What sort of Indian Giver offer is this?
This requirement assumes that the only reason the person is still alive is because they haven’t yet got the means to end it.
If we are talking about a totally rational adult in the most advanced stages of a terminal illness are we not talking about a person who wants to hang in there.
A person whose decision about their short future has been a long time coming and is extremely well considered?
This is a ridiculous ‘safeguard’ and is testimony to all that is wrong with the medical model of assisted dying.
9. Two witnesses must sign the request form confirming that the person is mentally capable and the request is voluntary
More red tape. Remember we are talking here about a person who is about to die. It is not as if the person who is terminally ill with less than six months to live is about to miraculously get better.
Surely bureaucracy should be kept to a minimum?
Two witnesses? ‘Whatever’ the dying person will say. If they can muster the energy and enthusiasm.
10. Wills, contracts, insurance and annuity policies are not affected by a person choosing aid in dying
Guarding against discrimination is an important goal. Ensuring one’s life insurance policies will not be affected, simply because one is electing to go a few months, weeks or days early is a good thing.
The model of law reform being voted upon by Colorado pure medical model on issues of power and control.
The patient must perform to the satisfaction of the physicians present. The doctors will decide who gets help (and dies ‘with dignity’) and who dies with no help and even less dignity (or even violently as that is all they can do).
The Colorado law provides no scope for those wanting the peace of mind that comes from knowing that one has lethal drugs locked away in the cupboard, just in case.
This is not a law that serves the vast majority of older folk who wish to have control over when and how they die.
The Colorado law is a law of last resort for those who will die in the very near future.
If these people are considered those most in need, then the law is a good thing.
It is directing resources to those who need them most.
But if end of life rights are considered more broadly, Colorado and California and Oregon and Washington and Vermont are all failures.
Under all these legal models, medical aid in dying is – as its name suggests – a medical treatment
None of these laws serve the vast majority of the over 70s.
None of the laws bring any benefit to those who are not ill (now) but who wish to be prepared for the contingencies of the future.
Dying well – euthanasia – is not yet a civil right.
Is this reason not to support such ballots? Likely not. But beware.

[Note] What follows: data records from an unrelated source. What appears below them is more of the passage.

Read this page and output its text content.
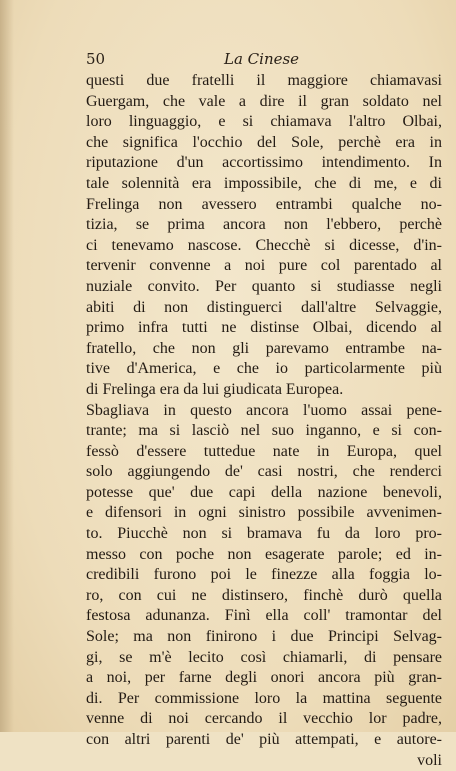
50	La Cinese
questi due fratelli il maggiore chiamavasi
Guergam, che vale a dire il gran soldato nel
loro linguaggio, e si chiamava l'altro Olbai,
che significa l'occhio del Sole, perchè era in
riputazione d'un accortissimo intendimento. In
tale solennità era impossibile, che di me, e di
Frelinga non avessero entrambi qualche no-
tizia, se prima ancora non l'ebbero, perchè
ci tenevamo nascose. Checchè si dicesse, d'in-
tervenir convenne a noi pure col parentado al
nuziale convito. Per quanto si studiasse negli
abiti di non distinguerci dall'altre Selvaggie,
primo infra tutti ne distinse Olbai, dicendo al
fratello, che non gli parevamo entrambe na-
tive d'America, e che io particolarmente più
di Frelinga era da lui giudicata Europea.
Sbagliava in questo ancora l'uomo assai pene-
trante; ma si lasciò nel suo inganno, e si con-
fessò d'essere tuttedue nate in Europa, quel
solo aggiungendo de' casi nostri, che renderci
potesse que' due capi della nazione benevoli,
e difensori in ogni sinistro possibile avvenimen-
to. Piucchè non si bramava fu da loro pro-
messo con poche non esagerate parole; ed in-
credibili furono poi le finezze alla foggia lo-
ro, con cui ne distinsero, finchè durò quella
festosa adunanza. Finì ella coll' tramontar del
Sole; ma non finirono i due Principi Selvag-
gi, se m'è lecito così chiamarli, di pensare
a noi, per farne degli onori ancora più gran-
di. Per commissione loro la mattina seguente
venne di noi cercando il vecchio lor padre,
con altri parenti de' più attempati, e autore-
voli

As Law Professor Susan Stefan – author of Rational Suicide Irrational Laws(Oxford University Press 2016) has argued, ‘once you let doctors into our lives (and deaths) you will never be able to get them out!’
The Dutch Direction
In the past month, the Dutch Government has announced that by 2018 it will legislate for older people who feel they have ‘completed life‘ to get help to die.

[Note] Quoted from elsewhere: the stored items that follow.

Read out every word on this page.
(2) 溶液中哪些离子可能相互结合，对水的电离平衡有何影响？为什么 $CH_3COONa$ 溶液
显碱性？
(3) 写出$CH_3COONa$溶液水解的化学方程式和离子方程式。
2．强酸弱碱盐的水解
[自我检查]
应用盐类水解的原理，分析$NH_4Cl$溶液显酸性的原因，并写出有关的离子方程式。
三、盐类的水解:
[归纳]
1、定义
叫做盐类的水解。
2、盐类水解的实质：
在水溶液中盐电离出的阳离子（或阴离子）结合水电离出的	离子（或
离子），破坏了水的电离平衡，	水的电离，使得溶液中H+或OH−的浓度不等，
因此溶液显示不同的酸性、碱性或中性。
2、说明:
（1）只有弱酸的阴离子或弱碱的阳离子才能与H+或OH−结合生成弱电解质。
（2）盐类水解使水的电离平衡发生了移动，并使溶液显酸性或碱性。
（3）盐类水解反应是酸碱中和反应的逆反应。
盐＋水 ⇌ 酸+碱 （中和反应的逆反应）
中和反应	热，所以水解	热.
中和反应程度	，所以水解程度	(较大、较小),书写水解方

While the medical profession will still be the gate-keepers, the Dutch plans are a first step towards treating the good death as a civil right for all citizens.
All older citizens of sound mind regardless of their physical health will be able to request medical help to die.
Perhaps we should be asking the Dutch Ambassador to the US, Henne Schuwer, if the debate that Colorado and Washington DC are now having about end of life rights is what the Dutch had 10 years ago.
Would be interesting to see his reply.